Personal information
- National team: Kyrgyzstan
- Born: 27 April 1979 (age 47) Frunze, Kirghiz SSR, Soviet Union
- Height: 1.85 m (6 ft 1 in)
- Weight: 75 kg (165 lb)

Sport
- Sport: Swimming
- Strokes: Freestyle

= Ivan Ivanov (swimmer) =

Kyrgyzstani swimmer (born 1979)

Ivan Ivanov (Иван Иванов; born April 27, 1979) is a Kyrgyz former swimmer, who specialized in long-distance freestyle events. He is a single-time Olympian and a former Kyrgyzstani record holder in the 400 and 1500 m freestyle.

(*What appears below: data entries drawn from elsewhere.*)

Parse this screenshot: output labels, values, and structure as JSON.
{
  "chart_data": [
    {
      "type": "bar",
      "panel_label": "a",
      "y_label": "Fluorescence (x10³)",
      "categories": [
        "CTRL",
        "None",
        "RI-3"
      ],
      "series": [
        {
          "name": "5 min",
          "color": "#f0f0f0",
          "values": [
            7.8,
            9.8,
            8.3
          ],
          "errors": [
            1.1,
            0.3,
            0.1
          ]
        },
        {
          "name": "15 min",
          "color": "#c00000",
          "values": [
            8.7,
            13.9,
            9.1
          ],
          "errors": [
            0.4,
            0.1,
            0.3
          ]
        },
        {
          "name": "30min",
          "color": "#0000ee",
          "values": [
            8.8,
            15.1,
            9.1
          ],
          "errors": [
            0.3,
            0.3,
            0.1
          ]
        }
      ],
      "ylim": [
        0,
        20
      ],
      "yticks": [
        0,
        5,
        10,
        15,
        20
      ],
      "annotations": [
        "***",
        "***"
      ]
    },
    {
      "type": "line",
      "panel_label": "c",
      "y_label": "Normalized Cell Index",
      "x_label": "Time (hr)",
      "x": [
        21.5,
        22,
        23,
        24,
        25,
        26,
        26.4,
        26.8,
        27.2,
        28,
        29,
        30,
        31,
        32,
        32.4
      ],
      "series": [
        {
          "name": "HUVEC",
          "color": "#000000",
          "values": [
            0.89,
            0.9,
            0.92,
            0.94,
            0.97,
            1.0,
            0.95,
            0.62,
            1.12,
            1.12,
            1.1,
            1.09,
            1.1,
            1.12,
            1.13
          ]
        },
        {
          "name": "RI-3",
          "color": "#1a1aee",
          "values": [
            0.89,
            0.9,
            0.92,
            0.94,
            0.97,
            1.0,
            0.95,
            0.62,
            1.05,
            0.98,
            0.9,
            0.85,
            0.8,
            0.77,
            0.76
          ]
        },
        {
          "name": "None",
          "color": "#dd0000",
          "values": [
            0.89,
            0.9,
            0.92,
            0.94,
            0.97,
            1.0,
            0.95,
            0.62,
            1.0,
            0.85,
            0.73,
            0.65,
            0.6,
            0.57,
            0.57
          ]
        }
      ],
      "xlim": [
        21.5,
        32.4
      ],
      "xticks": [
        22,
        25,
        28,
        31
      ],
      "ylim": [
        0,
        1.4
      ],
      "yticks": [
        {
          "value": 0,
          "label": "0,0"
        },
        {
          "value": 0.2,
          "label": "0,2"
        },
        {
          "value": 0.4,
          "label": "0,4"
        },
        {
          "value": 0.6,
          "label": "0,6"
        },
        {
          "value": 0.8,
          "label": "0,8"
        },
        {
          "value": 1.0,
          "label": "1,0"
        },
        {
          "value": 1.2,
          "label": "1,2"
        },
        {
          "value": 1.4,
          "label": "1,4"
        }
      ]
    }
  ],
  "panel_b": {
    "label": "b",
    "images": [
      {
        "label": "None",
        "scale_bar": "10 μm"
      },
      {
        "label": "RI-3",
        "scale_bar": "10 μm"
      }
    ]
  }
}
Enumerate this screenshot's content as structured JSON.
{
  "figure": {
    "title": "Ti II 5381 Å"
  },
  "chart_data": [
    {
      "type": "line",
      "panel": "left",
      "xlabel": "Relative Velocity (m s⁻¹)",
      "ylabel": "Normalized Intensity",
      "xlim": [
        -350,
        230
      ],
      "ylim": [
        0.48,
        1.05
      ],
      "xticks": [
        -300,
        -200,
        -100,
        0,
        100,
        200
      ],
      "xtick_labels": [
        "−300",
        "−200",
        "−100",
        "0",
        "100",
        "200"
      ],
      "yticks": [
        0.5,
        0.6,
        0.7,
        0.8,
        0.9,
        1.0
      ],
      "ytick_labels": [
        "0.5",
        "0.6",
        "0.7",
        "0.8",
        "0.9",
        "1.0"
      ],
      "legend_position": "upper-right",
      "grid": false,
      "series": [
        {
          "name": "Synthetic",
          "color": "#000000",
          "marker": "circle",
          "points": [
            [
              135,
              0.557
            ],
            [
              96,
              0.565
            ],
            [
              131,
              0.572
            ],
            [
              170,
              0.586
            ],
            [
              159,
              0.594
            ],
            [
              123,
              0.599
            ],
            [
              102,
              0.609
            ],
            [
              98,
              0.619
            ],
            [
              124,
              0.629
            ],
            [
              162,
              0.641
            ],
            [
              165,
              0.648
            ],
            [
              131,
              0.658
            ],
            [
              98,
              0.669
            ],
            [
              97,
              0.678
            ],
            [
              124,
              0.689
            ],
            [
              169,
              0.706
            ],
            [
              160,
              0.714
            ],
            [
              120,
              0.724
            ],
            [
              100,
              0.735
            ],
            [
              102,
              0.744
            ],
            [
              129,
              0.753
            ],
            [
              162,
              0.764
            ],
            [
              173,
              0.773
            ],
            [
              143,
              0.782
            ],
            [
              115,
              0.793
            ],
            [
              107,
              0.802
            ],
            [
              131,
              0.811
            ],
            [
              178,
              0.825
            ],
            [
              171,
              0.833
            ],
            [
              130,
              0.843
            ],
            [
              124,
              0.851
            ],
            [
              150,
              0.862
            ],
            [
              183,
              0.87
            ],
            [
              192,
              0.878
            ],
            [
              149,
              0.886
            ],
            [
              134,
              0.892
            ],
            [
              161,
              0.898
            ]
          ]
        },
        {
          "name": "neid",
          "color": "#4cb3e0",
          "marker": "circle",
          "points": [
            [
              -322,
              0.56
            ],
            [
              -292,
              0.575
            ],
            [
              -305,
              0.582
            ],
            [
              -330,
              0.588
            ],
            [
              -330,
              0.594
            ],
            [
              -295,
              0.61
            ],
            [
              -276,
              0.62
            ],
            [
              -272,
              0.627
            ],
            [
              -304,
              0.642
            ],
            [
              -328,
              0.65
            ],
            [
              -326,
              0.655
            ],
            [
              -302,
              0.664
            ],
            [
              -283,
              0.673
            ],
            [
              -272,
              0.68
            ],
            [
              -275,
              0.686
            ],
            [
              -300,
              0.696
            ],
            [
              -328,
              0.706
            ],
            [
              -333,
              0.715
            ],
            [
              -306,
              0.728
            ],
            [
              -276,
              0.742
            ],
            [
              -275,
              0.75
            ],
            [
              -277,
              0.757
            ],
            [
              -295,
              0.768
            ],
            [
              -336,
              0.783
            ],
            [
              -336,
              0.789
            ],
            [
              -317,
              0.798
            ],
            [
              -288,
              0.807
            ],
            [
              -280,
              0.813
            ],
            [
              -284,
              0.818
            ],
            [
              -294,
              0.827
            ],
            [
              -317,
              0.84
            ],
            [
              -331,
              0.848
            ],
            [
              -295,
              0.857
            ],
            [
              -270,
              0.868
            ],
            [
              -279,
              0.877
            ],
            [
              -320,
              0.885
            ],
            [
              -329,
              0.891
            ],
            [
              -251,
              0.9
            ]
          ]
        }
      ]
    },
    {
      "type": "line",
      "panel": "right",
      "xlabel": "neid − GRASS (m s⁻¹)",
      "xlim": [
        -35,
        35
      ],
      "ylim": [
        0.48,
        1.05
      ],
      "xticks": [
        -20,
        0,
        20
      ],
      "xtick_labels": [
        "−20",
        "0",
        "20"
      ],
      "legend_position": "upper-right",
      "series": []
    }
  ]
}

Ivanov competed in a long-distance freestyle double at the 2000 Summer Olympics in Sydney. He posted FINA B-standards of 4:04.35 (400 m freestyle) and 16:10.15 (1500 m freestyle) from the Russian National Championships in Moscow. On the first day of the Games, Ivanov placed forty-fifth in the 400 m freestyle. Swimming in heat one, he held off Nicaragua's Marcelino López by almost ten seconds to take a fifth spot in 4:09.33. Four days later, in the 4×200 m freestyle relay, Ivanov, along with Andrei Pakin, Aleksandr Shilin, and Dmitri Kuzmin, were disqualified from heat one for an early takeoff during the lead-off leg. In his final event, 1500 m freestyle, Ivanov participated in the same heat against Czech Republic's Vlastimil Burda and Chinese Taipei's Li Yun-lun. Before the start of the program's longest race, Ivanov was cast out of the field for a "no false-start" rule, leaving Burda and Li as the only two men standing.